The response includes an x-litellm-applied-guardrails: headroom-compression header so the caller can confirm compression actually ran.

Claude Code usage​

This is the most common rollout: a platform admin wants to cut input token spend for a team that drives heavy traffic through Claude Code without asking each developer to change their setup.

The flow has three steps.

Admin: register Headroom in config.yaml. Define headroom-compression as shown in the Quick Start. Leave default_on off so only opted-in keys get compression.

Admin: issue a per-developer key with Headroom attached. Each developer gets a virtual key that has the guardrail bound to it.

curl -X POST 'http://0.0.0.0:4000/key/generate' \
-H 'Authorization: Bearer sk-1234' \
-H 'Content-Type: application/json' \
-d '{
"key_alias": "claude-code-alice",
"guardrails": ["headroom-compression"],
"models": ["claude-sonnet-4"],
"metadata": {"team": "claude-code-rollout"}
}'

Developer: point Claude Code at the proxy.

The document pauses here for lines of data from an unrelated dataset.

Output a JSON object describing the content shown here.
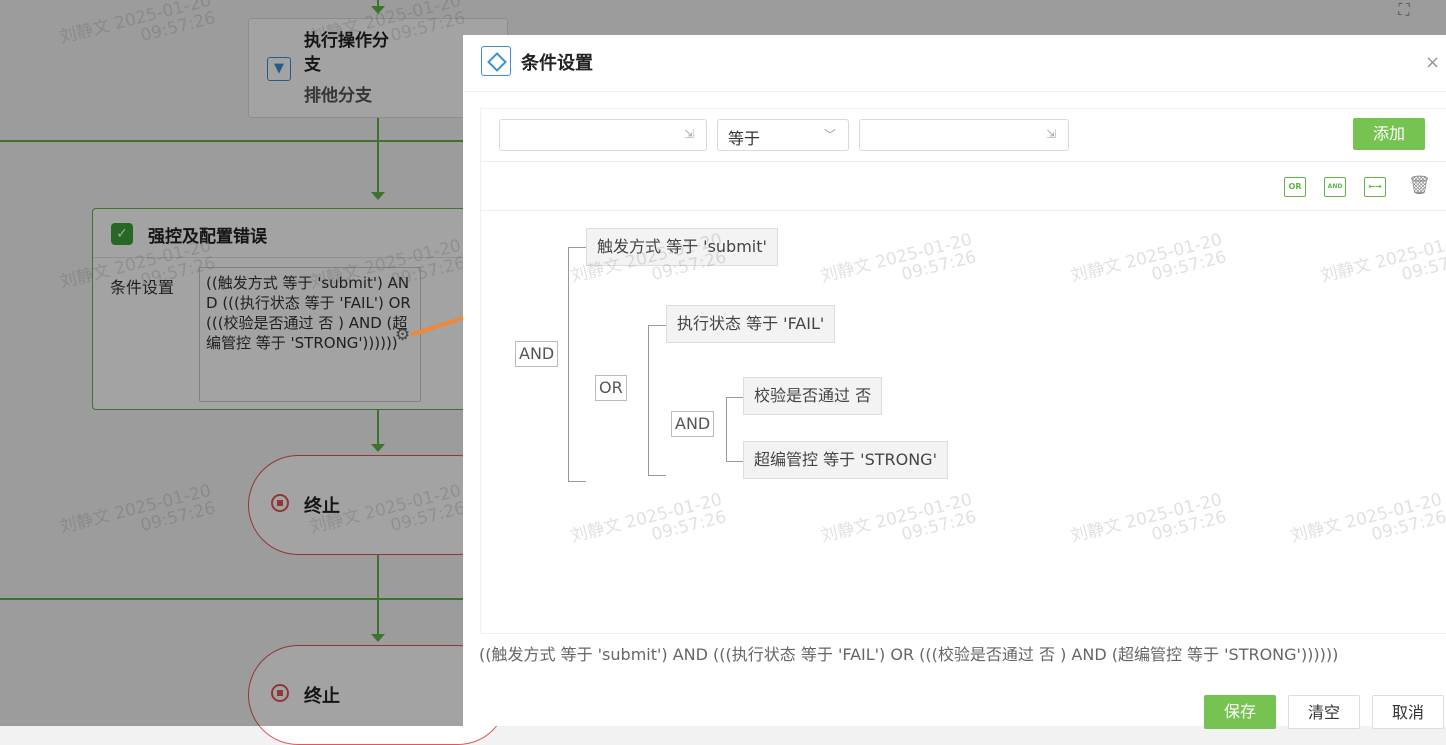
{
  "flow": {
    "branch_node": {
      "title": "执行操作分支",
      "subtitle": "排他分支"
    },
    "condition_node": {
      "title": "强控及配置错误",
      "field_label": "条件设置",
      "condition_text": "((触发方式 等于 'submit') AND (((执行状态 等于 'FAIL') OR (((校验是否通过 否 ) AND (超编管控 等于 'STRONG'))))))"
    },
    "end_nodes": [
      {
        "label": "终止"
      },
      {
        "label": "终止"
      }
    ]
  },
  "watermark": {
    "name": "刘静文",
    "date": "2025-01-20",
    "time": "09:57:26"
  },
  "dialog": {
    "title": "条件设置",
    "close_symbol": "×",
    "toolbar": {
      "left_placeholder": "",
      "operator": "等于",
      "right_placeholder": "",
      "add_label": "添加"
    },
    "tool_icons": [
      {
        "name": "or-icon",
        "label": "OR"
      },
      {
        "name": "and-icon",
        "label": "AND"
      },
      {
        "name": "swap-icon",
        "label": "←→"
      }
    ],
    "tree": {
      "root_op": "AND",
      "level2_op": "OR",
      "level3_op": "AND",
      "leaves": [
        "触发方式 等于 'submit'",
        "执行状态 等于 'FAIL'",
        "校验是否通过 否",
        "超编管控 等于 'STRONG'"
      ]
    },
    "summary": "((触发方式 等于 'submit') AND (((执行状态 等于 'FAIL') OR (((校验是否通过 否 ) AND (超编管控 等于 'STRONG'))))))",
    "buttons": {
      "save": "保存",
      "clear": "清空",
      "cancel": "取消"
    }
  },
  "colors": {
    "accent_green": "#77c351",
    "flow_green": "#63b34a",
    "end_red": "#e05757",
    "icon_blue": "#3c8fd6",
    "arrow_orange": "#f0883a"
  }
}
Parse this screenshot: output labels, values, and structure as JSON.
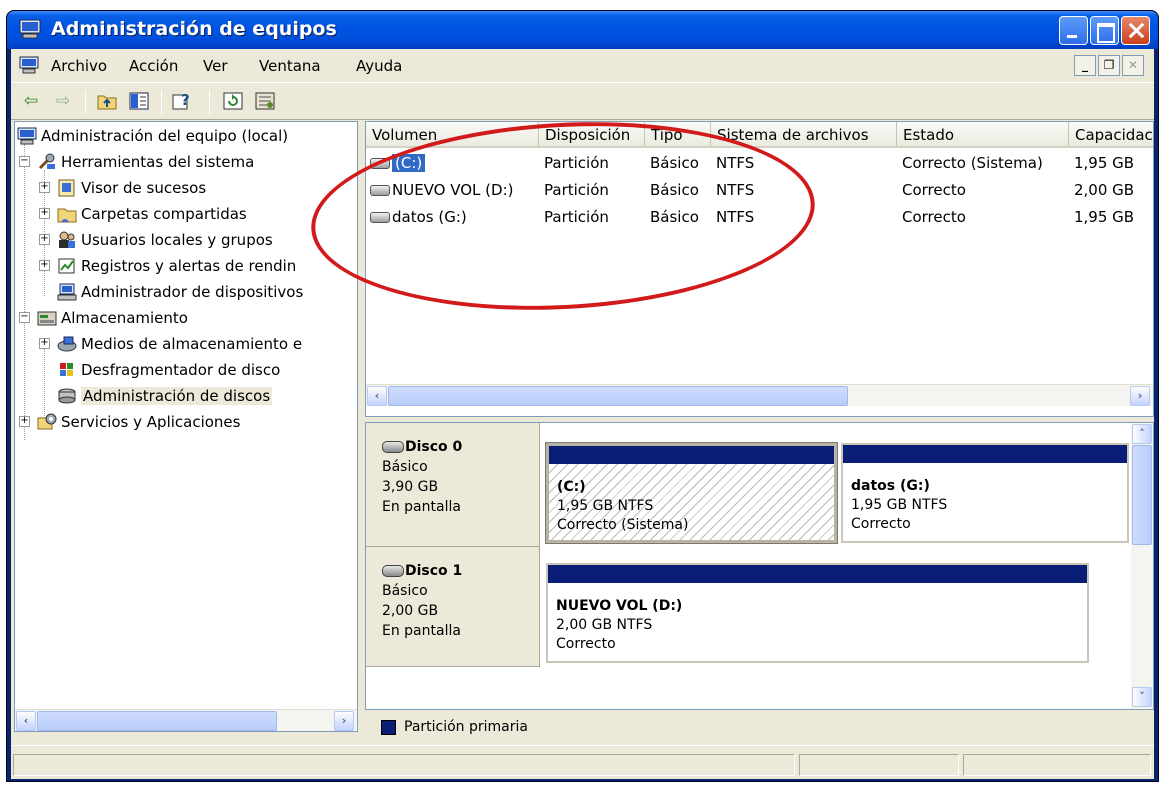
{
  "window": {
    "title": "Administración de equipos"
  },
  "menubar": {
    "items": [
      {
        "label": "Archivo"
      },
      {
        "label": "Acción"
      },
      {
        "label": "Ver"
      },
      {
        "label": "Ventana"
      },
      {
        "label": "Ayuda"
      }
    ]
  },
  "toolbar": {
    "icons": [
      "back-arrow-icon",
      "forward-arrow-icon",
      "up-folder-icon",
      "show-hide-tree-icon",
      "help-icon",
      "refresh-icon",
      "properties-icon"
    ]
  },
  "tree": {
    "items": [
      {
        "label": "Administración del equipo (local)",
        "icon": "computer-icon"
      },
      {
        "label": "Herramientas del sistema",
        "icon": "tools-icon"
      },
      {
        "label": "Visor de sucesos",
        "icon": "event-viewer-icon"
      },
      {
        "label": "Carpetas compartidas",
        "icon": "shared-folders-icon"
      },
      {
        "label": "Usuarios locales y grupos",
        "icon": "users-icon"
      },
      {
        "label": "Registros y alertas de rendin",
        "icon": "performance-logs-icon"
      },
      {
        "label": "Administrador de dispositivos",
        "icon": "device-manager-icon"
      },
      {
        "label": "Almacenamiento",
        "icon": "storage-icon"
      },
      {
        "label": "Medios de almacenamiento e",
        "icon": "removable-storage-icon"
      },
      {
        "label": "Desfragmentador de disco",
        "icon": "defragmenter-icon"
      },
      {
        "label": "Administración de discos",
        "icon": "disk-management-icon"
      },
      {
        "label": "Servicios y Aplicaciones",
        "icon": "services-icon"
      }
    ]
  },
  "volumes": {
    "columns": [
      "Volumen",
      "Disposición",
      "Tipo",
      "Sistema de archivos",
      "Estado",
      "Capacidac"
    ],
    "rows": [
      {
        "volume": "(C:)",
        "layout": "Partición",
        "type": "Básico",
        "fs": "NTFS",
        "status": "Correcto (Sistema)",
        "capacity": "1,95 GB"
      },
      {
        "volume": "NUEVO VOL (D:)",
        "layout": "Partición",
        "type": "Básico",
        "fs": "NTFS",
        "status": "Correcto",
        "capacity": "2,00 GB"
      },
      {
        "volume": "datos (G:)",
        "layout": "Partición",
        "type": "Básico",
        "fs": "NTFS",
        "status": "Correcto",
        "capacity": "1,95 GB"
      }
    ]
  },
  "disks": [
    {
      "name": "Disco 0",
      "kind": "Básico",
      "size": "3,90 GB",
      "state": "En pantalla",
      "partitions": [
        {
          "name": "(C:)",
          "size_fs": "1,95 GB NTFS",
          "status": "Correcto (Sistema)"
        },
        {
          "name": "datos  (G:)",
          "size_fs": "1,95 GB NTFS",
          "status": "Correcto"
        }
      ]
    },
    {
      "name": "Disco 1",
      "kind": "Básico",
      "size": "2,00 GB",
      "state": "En pantalla",
      "partitions": [
        {
          "name": "NUEVO VOL  (D:)",
          "size_fs": "2,00 GB NTFS",
          "status": "Correcto"
        }
      ]
    }
  ],
  "legend": {
    "label": "Partición primaria",
    "color": "#0b1e77"
  },
  "colors": {
    "title_bar": "#0054e3",
    "partition_bar": "#0b1e77",
    "annotation_ellipse": "#d21a1a"
  }
}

No code change is needed; Claude Code reads ANTHROPIC_BASE_URL and ANTHROPIC_AUTH_TOKEN from the environment.

export ANTHROPIC_BASE_URL="https://your-litellm-proxy.example.com"
export ANTHROPIC_AUTH_TOKEN="sk-the-key-the-admin-issued"

claude

From here, every /v1/messages request Claude Code makes is compressed by Headroom before being dispatched to Anthropic. The developer sees no behavioral change other than lower token usage on their spend log. To verify compression ran, the admin can inspect guardrail_information on the corresponding spend log row, or check the response headers for x-litellm-applied-guardrails: headroom-compression.

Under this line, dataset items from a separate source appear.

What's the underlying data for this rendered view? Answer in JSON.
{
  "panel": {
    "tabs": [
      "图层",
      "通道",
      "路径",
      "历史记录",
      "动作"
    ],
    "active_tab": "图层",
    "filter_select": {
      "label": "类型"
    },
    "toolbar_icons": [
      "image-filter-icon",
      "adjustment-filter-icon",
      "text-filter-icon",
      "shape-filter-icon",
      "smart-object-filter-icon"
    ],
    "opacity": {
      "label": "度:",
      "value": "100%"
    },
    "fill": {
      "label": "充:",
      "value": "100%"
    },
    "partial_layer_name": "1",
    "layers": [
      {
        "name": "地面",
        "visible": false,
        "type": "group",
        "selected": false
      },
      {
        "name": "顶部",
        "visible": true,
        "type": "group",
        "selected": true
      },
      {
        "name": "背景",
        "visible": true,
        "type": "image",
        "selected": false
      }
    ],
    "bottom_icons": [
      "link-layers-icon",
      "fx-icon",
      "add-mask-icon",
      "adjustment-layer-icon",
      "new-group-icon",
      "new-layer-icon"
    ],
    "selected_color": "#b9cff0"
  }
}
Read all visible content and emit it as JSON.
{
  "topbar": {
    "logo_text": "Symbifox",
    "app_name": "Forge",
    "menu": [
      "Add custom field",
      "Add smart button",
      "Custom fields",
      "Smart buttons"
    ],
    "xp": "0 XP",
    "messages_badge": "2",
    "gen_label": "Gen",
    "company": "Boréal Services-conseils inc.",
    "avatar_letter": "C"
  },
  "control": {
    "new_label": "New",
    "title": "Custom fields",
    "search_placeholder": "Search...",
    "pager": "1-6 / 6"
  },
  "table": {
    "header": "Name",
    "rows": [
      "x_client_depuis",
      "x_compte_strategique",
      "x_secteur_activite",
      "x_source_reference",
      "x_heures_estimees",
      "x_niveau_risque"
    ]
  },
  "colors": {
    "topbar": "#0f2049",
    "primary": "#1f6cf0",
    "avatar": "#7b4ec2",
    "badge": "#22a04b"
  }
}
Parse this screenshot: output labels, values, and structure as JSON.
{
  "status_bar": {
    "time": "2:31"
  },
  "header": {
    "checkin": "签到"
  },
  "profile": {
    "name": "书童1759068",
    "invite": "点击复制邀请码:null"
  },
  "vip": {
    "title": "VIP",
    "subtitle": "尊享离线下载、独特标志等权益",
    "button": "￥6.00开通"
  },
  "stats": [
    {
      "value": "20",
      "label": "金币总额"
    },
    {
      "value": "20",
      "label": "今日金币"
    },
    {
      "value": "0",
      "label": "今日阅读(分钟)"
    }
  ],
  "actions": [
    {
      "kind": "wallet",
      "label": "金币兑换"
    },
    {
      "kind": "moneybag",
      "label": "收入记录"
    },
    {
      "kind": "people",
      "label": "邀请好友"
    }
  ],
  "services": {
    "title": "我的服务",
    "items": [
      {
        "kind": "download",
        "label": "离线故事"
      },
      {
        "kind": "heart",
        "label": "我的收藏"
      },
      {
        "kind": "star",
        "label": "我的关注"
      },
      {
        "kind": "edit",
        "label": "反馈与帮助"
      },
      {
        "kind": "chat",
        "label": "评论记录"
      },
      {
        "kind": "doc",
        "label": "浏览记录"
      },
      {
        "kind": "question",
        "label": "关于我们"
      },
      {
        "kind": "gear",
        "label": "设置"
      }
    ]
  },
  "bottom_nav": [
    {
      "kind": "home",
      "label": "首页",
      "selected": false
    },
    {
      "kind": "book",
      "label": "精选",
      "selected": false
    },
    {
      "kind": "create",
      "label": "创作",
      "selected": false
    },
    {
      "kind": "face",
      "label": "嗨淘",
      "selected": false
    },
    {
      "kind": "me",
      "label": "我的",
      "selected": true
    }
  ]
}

If a developer wants to skip compression for one request (for example, to compare an uncompressed baseline), they can set the x-headroom-bypass: true header on that call.

Validate Headroom ran​

In the Admin UI, open any request in Logs, scroll to the Guardrails & Policy Compliance panel, and you will see headroom-compression listed under Request Lifecycle as a pre-call step with its latency, plus an entry under Evaluation Details.

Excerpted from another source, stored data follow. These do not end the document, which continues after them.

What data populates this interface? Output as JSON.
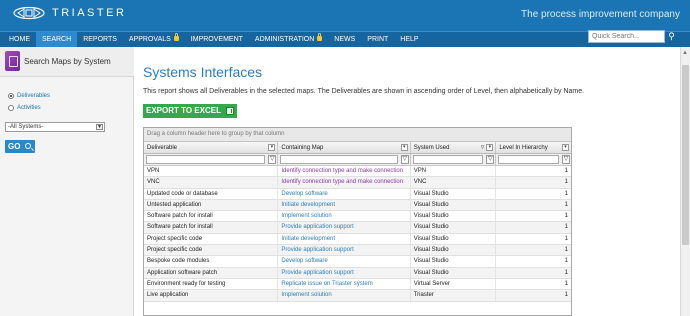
{
  "header": {
    "brand": "TRIASTER",
    "tagline": "The process improvement company"
  },
  "nav": {
    "items": [
      {
        "label": "HOME",
        "active": false,
        "locked": false
      },
      {
        "label": "SEARCH",
        "active": true,
        "locked": false
      },
      {
        "label": "REPORTS",
        "active": false,
        "locked": false
      },
      {
        "label": "APPROVALS",
        "active": false,
        "locked": true
      },
      {
        "label": "IMPROVEMENT",
        "active": false,
        "locked": false
      },
      {
        "label": "ADMINISTRATION",
        "active": false,
        "locked": true
      },
      {
        "label": "NEWS",
        "active": false,
        "locked": false
      },
      {
        "label": "PRINT",
        "active": false,
        "locked": false
      },
      {
        "label": "HELP",
        "active": false,
        "locked": false
      }
    ],
    "search_placeholder": "Quick Search..."
  },
  "sidebar": {
    "title": "Search Maps by System",
    "radio_deliverables": "Deliverables",
    "radio_activities": "Activities",
    "select_value": "-All Systems-",
    "go_label": "GO"
  },
  "main": {
    "title": "Systems Interfaces",
    "description": "This report shows all Deliverables in the selected maps. The Deliverables are shown in ascending order of Level, then alphabetically by Name.",
    "export_label": "EXPORT TO EXCEL"
  },
  "grid": {
    "group_hint": "Drag a column header here to group by that column",
    "columns": [
      "Deliverable",
      "Containing Map",
      "System Used",
      "Level In Hierarchy"
    ],
    "rows": [
      {
        "deliverable": "VPN",
        "map": "Identify connection type and make connection",
        "map_color": "purple",
        "system": "VPN",
        "level": "1"
      },
      {
        "deliverable": "VNC",
        "map": "Identify connection type and make connection",
        "map_color": "purple",
        "system": "VNC",
        "level": "1"
      },
      {
        "deliverable": "Updated code or database",
        "map": "Develop software",
        "map_color": "blue",
        "system": "Visual Studio",
        "level": "1"
      },
      {
        "deliverable": "Untested application",
        "map": "Initiate development",
        "map_color": "blue",
        "system": "Visual Studio",
        "level": "1"
      },
      {
        "deliverable": "Software patch for install",
        "map": "Implement solution",
        "map_color": "blue",
        "system": "Visual Studio",
        "level": "1"
      },
      {
        "deliverable": "Software patch for install",
        "map": "Provide application support",
        "map_color": "blue",
        "system": "Visual Studio",
        "level": "1"
      },
      {
        "deliverable": "Project specific code",
        "map": "Initiate development",
        "map_color": "blue",
        "system": "Visual Studio",
        "level": "1"
      },
      {
        "deliverable": "Project specific code",
        "map": "Provide application support",
        "map_color": "blue",
        "system": "Visual Studio",
        "level": "1"
      },
      {
        "deliverable": "Bespoke code modules",
        "map": "Develop software",
        "map_color": "blue",
        "system": "Visual Studio",
        "level": "1"
      },
      {
        "deliverable": "Application software patch",
        "map": "Provide application support",
        "map_color": "blue",
        "system": "Visual Studio",
        "level": "1"
      },
      {
        "deliverable": "Environment ready for testing",
        "map": "Replicate issue on Triaster system",
        "map_color": "blue",
        "system": "Virtual Server",
        "level": "1"
      },
      {
        "deliverable": "Live application",
        "map": "Implement solution",
        "map_color": "blue",
        "system": "Triaster",
        "level": "1"
      }
    ]
  },
  "colors": {
    "topbar": "#1b75b4",
    "navbar": "#1565a0",
    "title_blue": "#2b7cbd",
    "export_green": "#35a84a",
    "link_purple": "#8e3aa7",
    "link_blue": "#2c7fc0"
  }
}
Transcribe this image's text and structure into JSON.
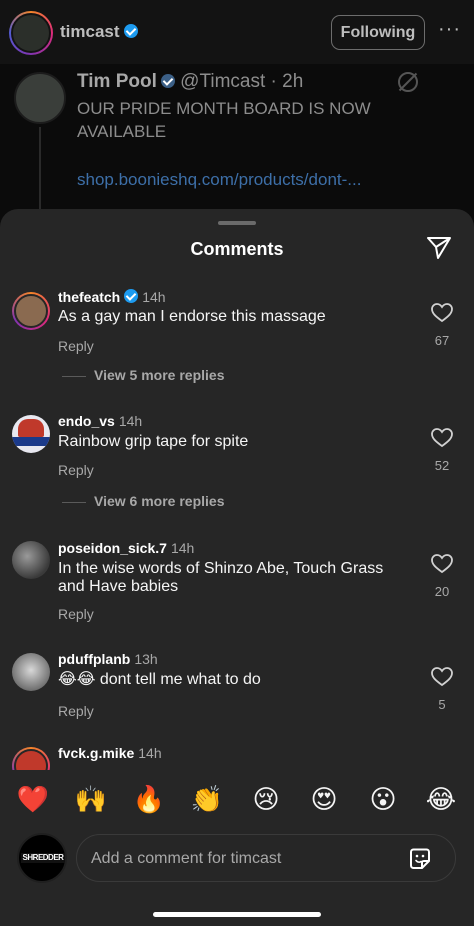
{
  "header": {
    "username": "timcast",
    "follow_label": "Following",
    "more_label": "···"
  },
  "post": {
    "author": "Tim Pool",
    "handle_time": "@Timcast · 2h",
    "body": "OUR PRIDE MONTH BOARD IS NOW AVAILABLE",
    "link": "shop.boonieshq.com/products/dont-..."
  },
  "sheet": {
    "title": "Comments"
  },
  "comments": [
    {
      "user": "thefeatch",
      "verified": true,
      "time": "14h",
      "text": "As a gay man I endorse this massage",
      "reply": "Reply",
      "likes": "67",
      "view_replies": "View 5 more replies",
      "avatar_color": "#8a6a50"
    },
    {
      "user": "endo_vs",
      "verified": false,
      "time": "14h",
      "text": "Rainbow grip tape for spite",
      "reply": "Reply",
      "likes": "52",
      "view_replies": "View 6 more replies",
      "avatar_color": "#e8e8f0"
    },
    {
      "user": "poseidon_sick.7",
      "verified": false,
      "time": "14h",
      "text": "In the wise words of Shinzo Abe, Touch Grass and Have babies",
      "reply": "Reply",
      "likes": "20",
      "avatar_color": "#6b6b6b"
    },
    {
      "user": "pduffplanb",
      "verified": false,
      "time": "13h",
      "text": "😂😂 dont tell me what to do",
      "reply": "Reply",
      "likes": "5",
      "avatar_color": "#9a9a9a"
    },
    {
      "user": "fvck.g.mike",
      "verified": false,
      "time": "14h",
      "avatar_color": "#c0392b"
    }
  ],
  "emoji_reactions": [
    "❤️",
    "🙌",
    "🔥",
    "👏",
    "😢",
    "😍",
    "😮",
    "😂"
  ],
  "compose": {
    "avatar_text": "SHREDDER",
    "placeholder": "Add a comment for timcast"
  }
}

Headroom guardrail in the LiteLLM Logs UI

Deploy Headroom​

Here is the dockerfile for deploying the headroom proxy

FROM python:3.12-slim

RUN apt-get update \
&& apt-get install -y --no-install-recommends build-essential \
&& pip install --no-cache-dir "headroom-ai[proxy]==0.27.0" \
&& apt-get purge -y build-essential \
&& apt-get autoremove -y \
&& rm -rf /var/lib/apt/lists/*

EXPOSE 8787
ENV HEADROOM_TELEMETRY=off
CMD ["headroom", "proxy", "--host", "0.0.0.0", "--port", "8787"]

Configuration reference​

ParamTypeDescription
guardrailstrMust be headroom.
modestrUse pre_call. The guardrail is a no-op on responses.
api_basestrBase URL of the headroom service. Falls back to the HEADROOM_API_BASE env var. Required.
api_keystrBearer token for the headroom service. Falls back to HEADROOM_API_KEY. Optional.
modelstrModel name forwarded to /v1/compress. Defaults to the request's model field.
default_onboolRun the guardrail on every request without needing to opt in per call. Defaults to false.

Environment variables​

VariableDescription
HEADROOM_API_BASEFallback for api_base when not set in the guardrail config.
HEADROOM_API_KEYFallback for api_key when not set in the guardrail config.